Either way, you have to remember that the result will be the same, one will just take longer than the other.
Calories Burned: Running VS Walking
Runners will expend almost the same number of calories per mile, but when they are maintaining speeds of between 5 and 9 mph.
Walkers also see very little difference in calories per mile at walking speeds between 2.5 and 4 mph.
They burn fewer calories per mile at slower speeds, but they do burn the same calories per mile as runners if they can go 5 mph.
This means that while you will burn higher numbers of calories while you’re running, it doesn’t mean you can’t burn just as many when you are walking.
Power Walking VS Running: Which is More Effective?
The biggest difference that you’ll find, depending on whether you choose to run or to power walk, is the intensity level.
We know that running is considered to be a very high intensity workout, especially as you go faster, but power walking is considered to be a much more moderate workout.
However, because the intensity allows you to have a greater risk of injury, running puts a lot more strain on your joints.
If you can get the same results with power walking, then it makes more sense to power walk.
Running can also be the more beneficial of the two when it comes to building your bones and your muscles, so choosing between these two kinds of workouts will really depend on what you’re hoping to achieve.
If you’re looking for a good warm up exercise, power walking is a great option because it makes it a good way to ease into running.It’s also a good thing to slip into when you are having a break between sets.
Power walking will keep your heart rate going while you are having a break from a run and vice versa if you’re just looking to get some steps in however you really can’t go wrong with either workout.
Jogging VS Walking: The Pros and Cons
Whether you are choosing jogging or walking, you’ll be able to strengthen your heart and lungs and decrease your risk of cardiovascular disease.
Both jogging and walking can help you to also reduce your stress and decrease your blood pressure, and this is something that you would want to have in the background, especially if you’re looking to boost your mood and support a healthier weight.
The benefits of jogging vs walking overlap.
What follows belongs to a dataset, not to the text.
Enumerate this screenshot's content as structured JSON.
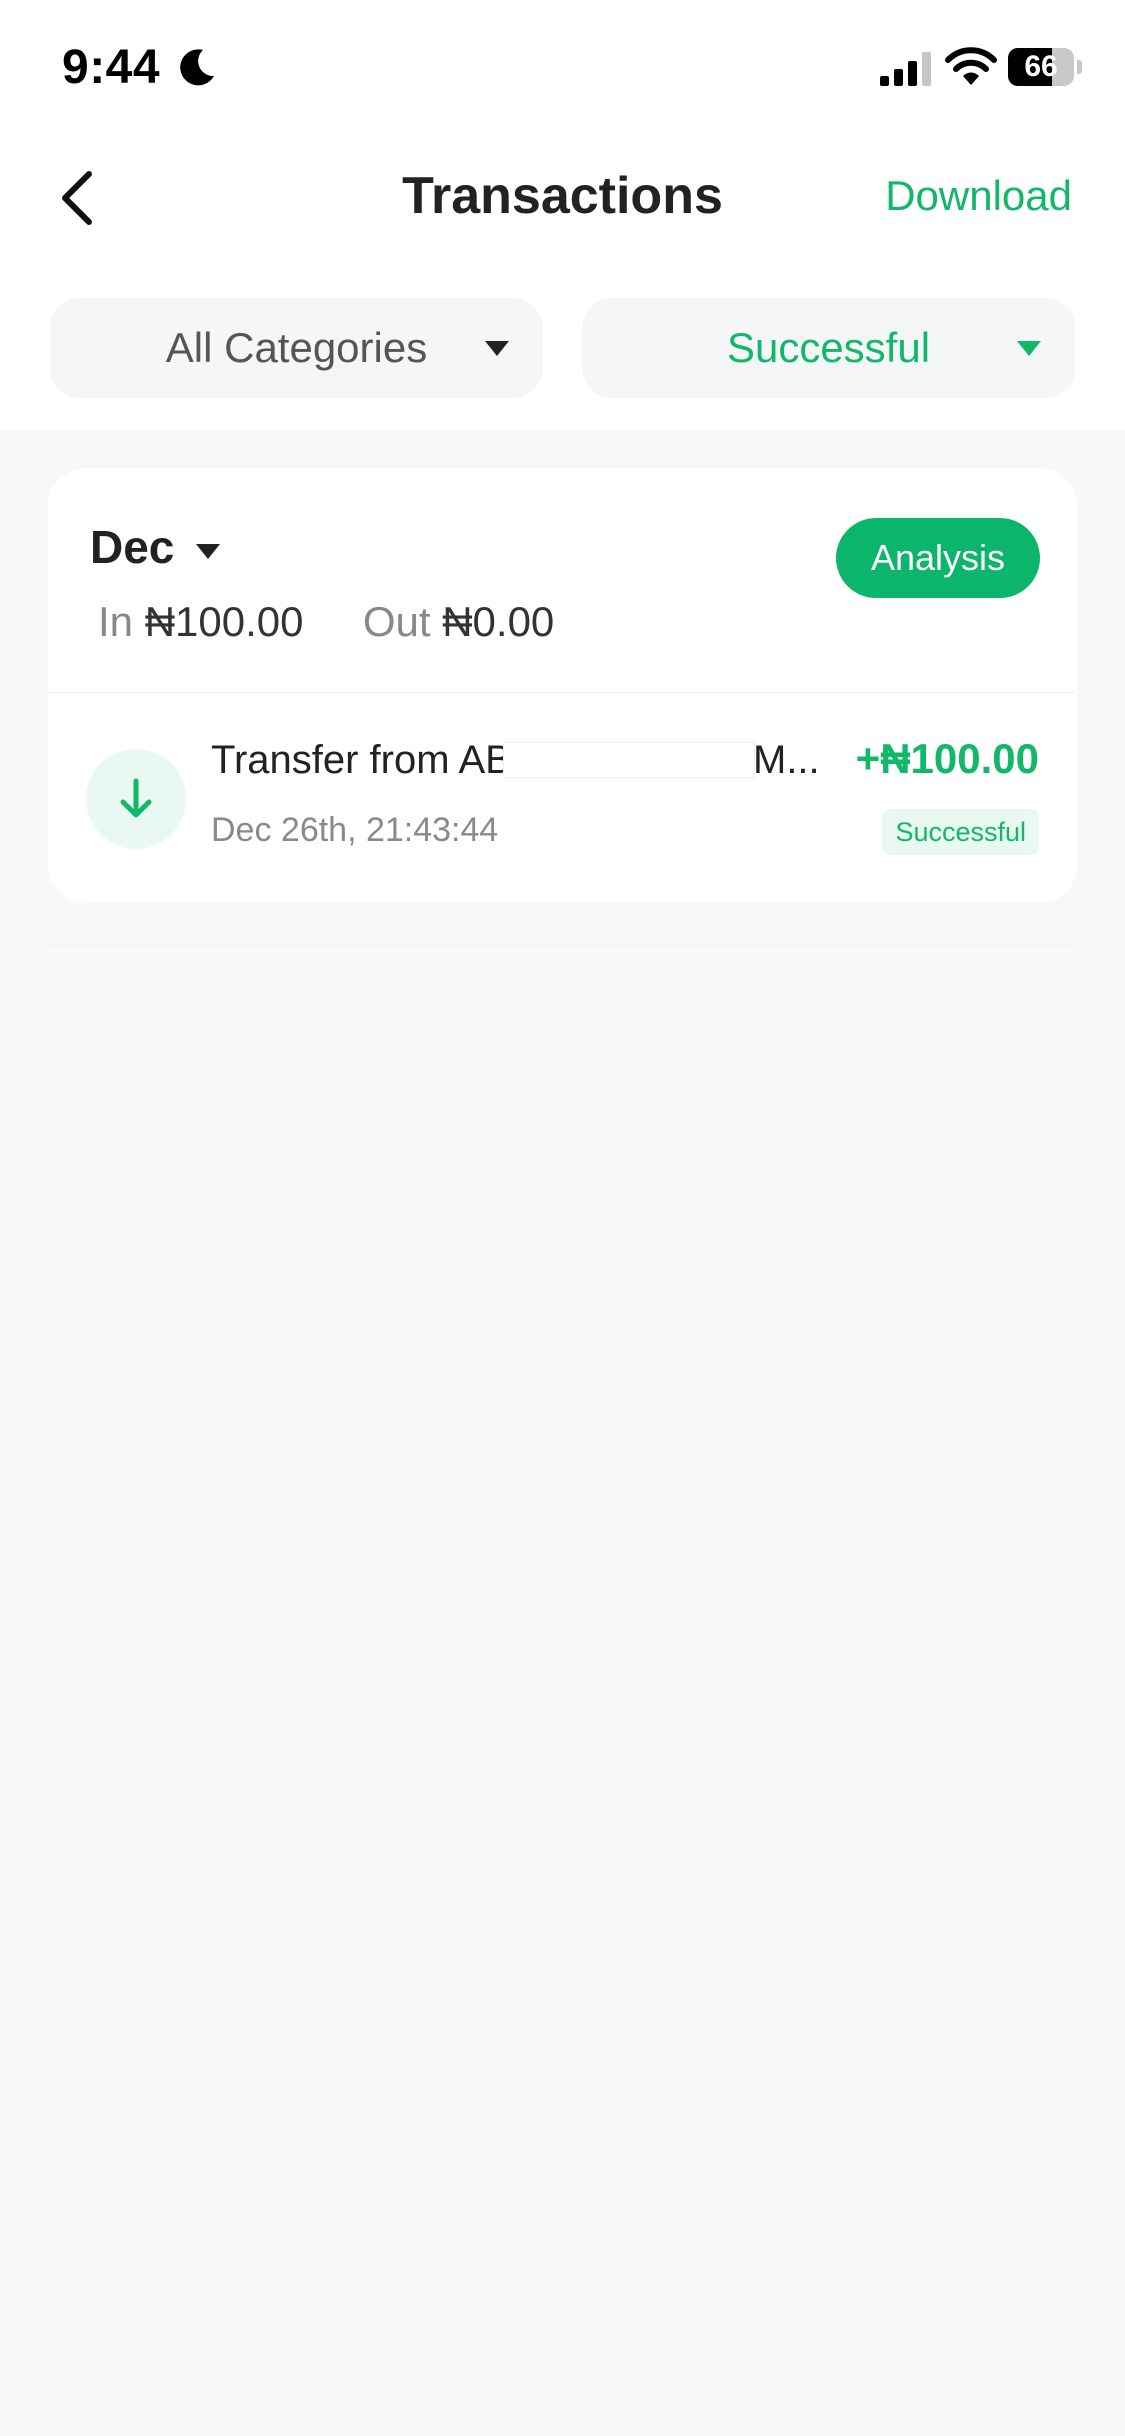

However, because jogging is typically more challenging as a workout, it’s often considered the better option.
Because it’s a higher impact form of exercise compared to walking, and it’s more demanding on the muscles when it comes to jogging versus walking.
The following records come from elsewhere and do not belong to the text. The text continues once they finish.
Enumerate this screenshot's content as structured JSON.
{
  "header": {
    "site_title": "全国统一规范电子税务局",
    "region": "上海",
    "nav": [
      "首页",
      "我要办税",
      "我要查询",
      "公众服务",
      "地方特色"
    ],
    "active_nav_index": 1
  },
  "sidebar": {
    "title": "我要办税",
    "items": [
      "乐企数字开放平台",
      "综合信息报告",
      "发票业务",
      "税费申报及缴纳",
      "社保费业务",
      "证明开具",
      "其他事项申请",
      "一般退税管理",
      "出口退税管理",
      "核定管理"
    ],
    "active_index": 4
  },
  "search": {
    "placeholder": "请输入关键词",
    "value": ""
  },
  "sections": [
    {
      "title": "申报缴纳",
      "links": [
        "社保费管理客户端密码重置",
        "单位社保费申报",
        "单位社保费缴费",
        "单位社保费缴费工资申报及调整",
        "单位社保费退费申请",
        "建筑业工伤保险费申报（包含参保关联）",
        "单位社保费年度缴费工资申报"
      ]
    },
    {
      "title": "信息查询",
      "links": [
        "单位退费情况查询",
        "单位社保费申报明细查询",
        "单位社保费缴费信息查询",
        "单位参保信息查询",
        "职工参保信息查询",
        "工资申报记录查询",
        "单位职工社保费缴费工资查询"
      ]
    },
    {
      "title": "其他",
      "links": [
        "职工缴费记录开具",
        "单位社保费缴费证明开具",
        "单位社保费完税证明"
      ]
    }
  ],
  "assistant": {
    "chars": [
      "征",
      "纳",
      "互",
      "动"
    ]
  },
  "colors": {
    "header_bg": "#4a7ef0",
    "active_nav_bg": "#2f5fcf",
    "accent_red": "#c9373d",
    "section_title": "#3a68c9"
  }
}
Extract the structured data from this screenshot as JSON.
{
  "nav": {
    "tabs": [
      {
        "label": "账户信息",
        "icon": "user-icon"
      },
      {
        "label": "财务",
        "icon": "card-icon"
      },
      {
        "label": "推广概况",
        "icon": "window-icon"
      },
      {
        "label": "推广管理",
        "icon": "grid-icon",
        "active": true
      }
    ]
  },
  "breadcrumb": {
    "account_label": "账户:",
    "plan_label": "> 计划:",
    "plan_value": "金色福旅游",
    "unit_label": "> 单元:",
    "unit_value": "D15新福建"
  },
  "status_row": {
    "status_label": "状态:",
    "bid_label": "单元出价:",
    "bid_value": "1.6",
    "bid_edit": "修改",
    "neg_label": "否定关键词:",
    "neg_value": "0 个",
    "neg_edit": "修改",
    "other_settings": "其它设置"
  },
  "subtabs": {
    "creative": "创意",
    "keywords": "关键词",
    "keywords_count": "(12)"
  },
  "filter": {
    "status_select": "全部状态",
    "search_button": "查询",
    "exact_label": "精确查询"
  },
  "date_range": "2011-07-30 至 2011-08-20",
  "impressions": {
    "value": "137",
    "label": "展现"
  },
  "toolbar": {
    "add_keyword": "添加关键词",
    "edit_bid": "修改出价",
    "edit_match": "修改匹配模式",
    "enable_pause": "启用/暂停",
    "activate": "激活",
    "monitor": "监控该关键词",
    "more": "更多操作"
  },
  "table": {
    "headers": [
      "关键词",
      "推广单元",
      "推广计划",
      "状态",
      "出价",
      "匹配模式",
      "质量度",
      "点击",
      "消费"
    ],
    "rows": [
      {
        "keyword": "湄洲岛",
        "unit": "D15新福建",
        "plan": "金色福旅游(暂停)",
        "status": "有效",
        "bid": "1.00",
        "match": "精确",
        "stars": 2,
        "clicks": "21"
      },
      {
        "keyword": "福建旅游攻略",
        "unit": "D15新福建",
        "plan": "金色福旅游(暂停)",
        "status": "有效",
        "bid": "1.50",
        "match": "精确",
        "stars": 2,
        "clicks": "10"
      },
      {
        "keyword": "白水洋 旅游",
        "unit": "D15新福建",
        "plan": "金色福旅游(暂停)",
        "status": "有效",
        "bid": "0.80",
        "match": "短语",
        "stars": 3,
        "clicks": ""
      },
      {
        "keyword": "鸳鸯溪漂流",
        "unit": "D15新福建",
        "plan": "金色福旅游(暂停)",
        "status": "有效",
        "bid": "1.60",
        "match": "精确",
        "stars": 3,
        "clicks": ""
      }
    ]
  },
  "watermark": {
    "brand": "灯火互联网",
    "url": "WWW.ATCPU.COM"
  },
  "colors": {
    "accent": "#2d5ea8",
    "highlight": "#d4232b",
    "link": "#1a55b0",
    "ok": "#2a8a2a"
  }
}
Jogging is often the choice that people make when they want to get results faster.
Comparing the Calorie Burn: Running VS Walking
Mentioned earlier, it does make sense that runners will burn more calories than walkers do. All the sweating and the puffing and half the count for something, especially if you’re not a big fan of running in the first place.
When we look at the science of calorie burn, however, there is a difference in the calories burned per mile or kilometer for walking compared with running.
It’s not a particularly large difference though, and there is not much of a difference at higher walking speed.
So if you’re not a fan of running, you could always switch to power walking and still get the same benefits.